A direita e os conflitos sociais
Luiz Marques*
A direita elide os conflitos sociais, reproduz a mistificação que acompanha a história do Brasil a despeito dos fatos. Para a ex-secretária de Cultura da metrópole paulistana (1989-1992): “O mito substitui a realidade pela crença na realidade narrada por ele e torna invisível a realidade existente”. Lê-se no ensaio sobre “O mito da não violência brasileira” (Escritos de Marilena Chaui,volume 5), organizado por Ericka Marie Itokazu e Luciana Chaui-Berlinck. Eis o assoalho mítico dos que não olham para cima (a mão pesada das “elites” sobre os subalternos) e nem para baixo (o suplício das “classes perigosas” nas comunidades da cidade não oficial). A direita rima com a pós-verdade.
A democracia é entendida como uma entidade que espelha a ditadura branda, ao impor o silêncio e calar o barulho dos protestos “para acordar o poder” que, de outro modo, não escuta as necessidades populares. O modelo é replicado em clubes, cuja entrada acontece por indicação de um sócio para assegurar a coesão de valores ungidos por Deus e um Petit Comité. Os conflitos são classificados de ameaça à paz interna da bolha paralela. A fabulação da harmonia sufoca dissidências para manter o sono tranquilo dos que detêm as rédeas do comando, na hierarquia socioeconômica da sociedade.
Não há lugar para a discórdia em uma totalidade fechada, alimentada pelo medo dos membros. O sentimento é potencializado, em cada oportunidade. “Fuja dos hereges”; “Não vote na esquerda”. O apagamento dos conflitos é o salvo conduto para uma ordem autoritária. A inibição dialógica em tais ambientes tóxicos gera as “políticas do sofrimento cotidiano”, que lotam os consultórios Psi. Os chefes são postos fora do circuito da legislação que rege o conjunto, por óbvio. O rebanho carece de pastores, formados nos think tanks do Consenso de Washington. Há vagas para palhaços genocidas.

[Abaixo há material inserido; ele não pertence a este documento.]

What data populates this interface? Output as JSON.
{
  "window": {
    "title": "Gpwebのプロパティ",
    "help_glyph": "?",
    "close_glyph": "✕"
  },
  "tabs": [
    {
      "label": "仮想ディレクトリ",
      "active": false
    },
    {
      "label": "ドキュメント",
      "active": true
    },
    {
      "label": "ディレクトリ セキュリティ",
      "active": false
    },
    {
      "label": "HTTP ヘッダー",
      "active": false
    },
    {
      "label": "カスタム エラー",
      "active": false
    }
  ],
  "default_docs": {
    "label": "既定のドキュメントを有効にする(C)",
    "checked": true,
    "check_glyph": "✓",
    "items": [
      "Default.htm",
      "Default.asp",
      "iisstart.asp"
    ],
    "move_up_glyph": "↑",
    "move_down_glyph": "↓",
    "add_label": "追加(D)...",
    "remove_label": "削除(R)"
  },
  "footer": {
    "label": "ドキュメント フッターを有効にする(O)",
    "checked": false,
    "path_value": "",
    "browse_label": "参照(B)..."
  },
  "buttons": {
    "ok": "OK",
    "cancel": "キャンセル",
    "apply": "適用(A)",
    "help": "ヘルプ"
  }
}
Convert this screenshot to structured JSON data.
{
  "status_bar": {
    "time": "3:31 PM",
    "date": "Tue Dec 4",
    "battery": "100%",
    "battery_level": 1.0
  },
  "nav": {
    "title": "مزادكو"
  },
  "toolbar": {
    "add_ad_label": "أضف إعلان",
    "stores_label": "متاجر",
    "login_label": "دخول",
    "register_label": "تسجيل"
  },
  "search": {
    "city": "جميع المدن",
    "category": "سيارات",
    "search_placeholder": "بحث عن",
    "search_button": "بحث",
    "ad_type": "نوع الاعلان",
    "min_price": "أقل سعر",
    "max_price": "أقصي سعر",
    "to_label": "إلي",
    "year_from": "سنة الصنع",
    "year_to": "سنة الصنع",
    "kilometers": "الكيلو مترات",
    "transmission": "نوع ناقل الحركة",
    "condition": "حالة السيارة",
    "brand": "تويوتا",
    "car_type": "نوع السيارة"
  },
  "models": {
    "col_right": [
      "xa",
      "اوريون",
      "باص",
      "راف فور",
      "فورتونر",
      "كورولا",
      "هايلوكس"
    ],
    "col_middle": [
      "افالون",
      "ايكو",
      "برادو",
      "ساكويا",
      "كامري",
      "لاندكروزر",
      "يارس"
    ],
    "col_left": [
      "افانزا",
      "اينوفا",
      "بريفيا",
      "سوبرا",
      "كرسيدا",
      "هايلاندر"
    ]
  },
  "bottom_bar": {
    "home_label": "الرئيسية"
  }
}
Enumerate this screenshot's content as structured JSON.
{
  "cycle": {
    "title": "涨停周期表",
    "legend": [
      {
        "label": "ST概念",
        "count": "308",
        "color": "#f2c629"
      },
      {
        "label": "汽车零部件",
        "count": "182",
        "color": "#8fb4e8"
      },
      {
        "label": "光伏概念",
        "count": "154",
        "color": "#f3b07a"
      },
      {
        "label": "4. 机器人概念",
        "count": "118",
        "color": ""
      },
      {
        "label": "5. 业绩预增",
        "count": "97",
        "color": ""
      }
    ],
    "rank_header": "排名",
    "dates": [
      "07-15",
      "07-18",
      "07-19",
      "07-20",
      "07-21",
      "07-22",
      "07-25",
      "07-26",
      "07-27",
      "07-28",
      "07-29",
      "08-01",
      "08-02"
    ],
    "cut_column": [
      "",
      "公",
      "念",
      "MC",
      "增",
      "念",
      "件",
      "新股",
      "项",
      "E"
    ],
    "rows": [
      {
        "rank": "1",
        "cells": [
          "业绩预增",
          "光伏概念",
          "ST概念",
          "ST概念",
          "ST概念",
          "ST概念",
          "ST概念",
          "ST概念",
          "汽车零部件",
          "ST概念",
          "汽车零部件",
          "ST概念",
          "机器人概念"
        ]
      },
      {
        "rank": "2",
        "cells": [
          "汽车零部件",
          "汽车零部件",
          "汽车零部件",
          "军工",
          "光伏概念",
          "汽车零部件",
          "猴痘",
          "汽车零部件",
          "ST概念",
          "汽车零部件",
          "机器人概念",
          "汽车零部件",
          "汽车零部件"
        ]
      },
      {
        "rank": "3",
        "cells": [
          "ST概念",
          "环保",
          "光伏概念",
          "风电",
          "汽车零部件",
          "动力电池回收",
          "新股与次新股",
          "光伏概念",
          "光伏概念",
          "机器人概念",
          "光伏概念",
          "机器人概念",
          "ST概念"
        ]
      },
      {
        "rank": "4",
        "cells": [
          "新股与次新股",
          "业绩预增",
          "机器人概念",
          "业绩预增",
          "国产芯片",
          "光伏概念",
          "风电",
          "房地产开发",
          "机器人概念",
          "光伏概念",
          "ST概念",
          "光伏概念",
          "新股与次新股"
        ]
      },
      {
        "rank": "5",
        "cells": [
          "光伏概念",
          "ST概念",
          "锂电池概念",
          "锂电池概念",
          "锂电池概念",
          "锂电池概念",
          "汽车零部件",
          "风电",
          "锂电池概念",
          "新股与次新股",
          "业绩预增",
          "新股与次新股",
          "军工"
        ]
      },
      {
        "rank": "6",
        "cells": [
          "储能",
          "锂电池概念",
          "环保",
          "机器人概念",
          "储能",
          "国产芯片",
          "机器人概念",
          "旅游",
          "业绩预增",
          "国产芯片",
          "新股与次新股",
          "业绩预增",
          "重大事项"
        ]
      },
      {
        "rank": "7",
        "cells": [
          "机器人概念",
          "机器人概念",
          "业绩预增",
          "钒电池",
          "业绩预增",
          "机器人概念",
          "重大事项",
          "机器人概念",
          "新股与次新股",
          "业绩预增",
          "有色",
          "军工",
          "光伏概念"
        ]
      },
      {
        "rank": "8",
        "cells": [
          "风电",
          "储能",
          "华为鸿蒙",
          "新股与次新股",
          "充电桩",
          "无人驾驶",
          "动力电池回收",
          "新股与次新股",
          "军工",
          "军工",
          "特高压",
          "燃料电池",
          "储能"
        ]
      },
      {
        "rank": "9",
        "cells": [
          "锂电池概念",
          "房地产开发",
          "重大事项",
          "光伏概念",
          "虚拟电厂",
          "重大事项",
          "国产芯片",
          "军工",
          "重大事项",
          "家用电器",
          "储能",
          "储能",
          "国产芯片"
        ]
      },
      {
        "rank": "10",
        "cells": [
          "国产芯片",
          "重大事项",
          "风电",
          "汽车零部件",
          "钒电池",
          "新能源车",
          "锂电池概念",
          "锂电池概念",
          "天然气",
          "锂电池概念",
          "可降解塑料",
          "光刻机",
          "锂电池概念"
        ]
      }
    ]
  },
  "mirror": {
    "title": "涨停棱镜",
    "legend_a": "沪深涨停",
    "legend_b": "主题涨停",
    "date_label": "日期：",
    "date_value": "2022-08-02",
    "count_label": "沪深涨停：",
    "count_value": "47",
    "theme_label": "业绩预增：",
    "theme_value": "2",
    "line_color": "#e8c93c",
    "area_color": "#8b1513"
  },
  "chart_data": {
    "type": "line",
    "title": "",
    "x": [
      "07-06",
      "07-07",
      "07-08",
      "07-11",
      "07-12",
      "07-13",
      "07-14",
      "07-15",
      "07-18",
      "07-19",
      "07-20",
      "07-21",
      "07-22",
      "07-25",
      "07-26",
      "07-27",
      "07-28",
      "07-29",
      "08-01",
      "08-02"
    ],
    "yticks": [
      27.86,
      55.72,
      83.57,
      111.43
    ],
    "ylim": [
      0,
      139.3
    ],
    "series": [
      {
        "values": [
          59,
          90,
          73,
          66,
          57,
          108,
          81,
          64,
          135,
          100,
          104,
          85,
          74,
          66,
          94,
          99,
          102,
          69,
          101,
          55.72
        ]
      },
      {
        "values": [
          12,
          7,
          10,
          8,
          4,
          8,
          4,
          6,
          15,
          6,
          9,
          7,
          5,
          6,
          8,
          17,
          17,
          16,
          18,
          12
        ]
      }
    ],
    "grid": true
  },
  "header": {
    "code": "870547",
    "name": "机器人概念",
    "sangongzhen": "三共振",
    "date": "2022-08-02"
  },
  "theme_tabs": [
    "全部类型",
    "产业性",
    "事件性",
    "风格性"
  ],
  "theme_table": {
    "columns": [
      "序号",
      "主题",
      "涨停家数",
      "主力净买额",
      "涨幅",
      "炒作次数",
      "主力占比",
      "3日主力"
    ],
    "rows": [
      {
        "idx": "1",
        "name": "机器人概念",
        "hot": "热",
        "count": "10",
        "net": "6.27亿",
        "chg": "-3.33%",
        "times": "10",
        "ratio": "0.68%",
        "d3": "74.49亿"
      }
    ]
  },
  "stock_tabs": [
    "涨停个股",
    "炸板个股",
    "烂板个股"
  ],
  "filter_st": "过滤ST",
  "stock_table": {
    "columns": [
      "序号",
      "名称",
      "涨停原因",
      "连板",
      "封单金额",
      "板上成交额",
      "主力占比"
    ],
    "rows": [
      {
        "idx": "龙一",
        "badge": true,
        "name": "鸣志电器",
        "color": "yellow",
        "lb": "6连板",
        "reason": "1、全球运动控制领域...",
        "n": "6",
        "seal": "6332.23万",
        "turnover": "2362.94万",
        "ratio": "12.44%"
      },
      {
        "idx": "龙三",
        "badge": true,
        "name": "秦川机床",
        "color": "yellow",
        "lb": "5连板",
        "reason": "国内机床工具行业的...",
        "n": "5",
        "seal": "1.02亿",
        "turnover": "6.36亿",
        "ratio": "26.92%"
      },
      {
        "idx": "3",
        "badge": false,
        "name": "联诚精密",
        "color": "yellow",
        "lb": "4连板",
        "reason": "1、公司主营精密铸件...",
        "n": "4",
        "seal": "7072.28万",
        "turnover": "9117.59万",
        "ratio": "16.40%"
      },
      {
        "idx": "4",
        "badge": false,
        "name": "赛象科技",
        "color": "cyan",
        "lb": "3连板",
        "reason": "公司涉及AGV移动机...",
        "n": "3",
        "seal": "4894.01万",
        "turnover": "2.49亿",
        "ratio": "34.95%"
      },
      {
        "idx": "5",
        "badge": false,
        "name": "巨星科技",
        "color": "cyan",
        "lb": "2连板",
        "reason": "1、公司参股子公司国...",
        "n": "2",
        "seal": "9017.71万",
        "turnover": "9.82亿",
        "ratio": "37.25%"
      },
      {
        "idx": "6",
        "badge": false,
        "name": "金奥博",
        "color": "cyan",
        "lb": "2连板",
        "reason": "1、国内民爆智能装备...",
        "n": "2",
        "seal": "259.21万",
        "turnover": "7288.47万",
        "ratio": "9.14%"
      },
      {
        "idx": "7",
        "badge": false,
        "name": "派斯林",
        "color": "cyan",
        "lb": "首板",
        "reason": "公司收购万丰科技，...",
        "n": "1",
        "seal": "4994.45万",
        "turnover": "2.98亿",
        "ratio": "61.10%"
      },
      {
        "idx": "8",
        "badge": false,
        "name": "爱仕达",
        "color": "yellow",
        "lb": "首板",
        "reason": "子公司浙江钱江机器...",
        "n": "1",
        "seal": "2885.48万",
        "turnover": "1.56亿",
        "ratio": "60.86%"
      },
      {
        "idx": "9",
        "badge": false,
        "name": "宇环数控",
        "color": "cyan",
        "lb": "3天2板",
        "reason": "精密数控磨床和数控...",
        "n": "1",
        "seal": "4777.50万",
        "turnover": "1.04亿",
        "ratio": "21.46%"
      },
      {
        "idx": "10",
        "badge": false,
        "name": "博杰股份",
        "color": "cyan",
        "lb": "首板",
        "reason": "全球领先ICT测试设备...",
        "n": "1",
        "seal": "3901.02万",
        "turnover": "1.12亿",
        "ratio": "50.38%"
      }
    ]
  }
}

O autoritarismo demoniza a oposição e atribui-lhe os defeitos do “diabo” que destrói os vínculos comunais, rompe a cadeia de mando-obediência e oferece uma maçã para Eva. As teorias políticas modernas traduzem o medo na expressão “homem lobo do homem”. O medo, que atravessa a Idade Média sob o envólucro teológico-político, ganha agora contorno sociopolítico ao se concentrar nas alteridades. Antes da difusão atual dos evangélicos carismáticos da Teologia do Domínio, o velho catolicismo conservador já tinha seus fantasmas de estimação para incutir o temor no psiquismo. O status quo se vale da religião para estender as redes culturais e refrear o entusiasmo transformador.
Cabe ao direito dar garantia jurídica, social e política aos indivíduos contra o medo internalizado do poder. Deixar a dependência da sorte e/ou da divindade permite usufruir os direitos naturais e civis. É o significado da “Declaração dos Direitos do Homem e do Cidadão”, de 1789, que prega direitos individuais e coletivos na condição de universais. “Os direitos humanos desembocam na concepção jurídico-constitucional da política, o padrão para avaliar os regimes políticos”, sublinha a filósofa uspiana no ensaio intitulado “Direitos Humanos, medo e violência” (obra citada). A luta por direitos então tem a dimensão tatuada no corpo das leis. É errado achar que as práticas extrainstitucionais dispensam a inscrição na institucionalidade. O caráter utópico das constituições emula os lutadores.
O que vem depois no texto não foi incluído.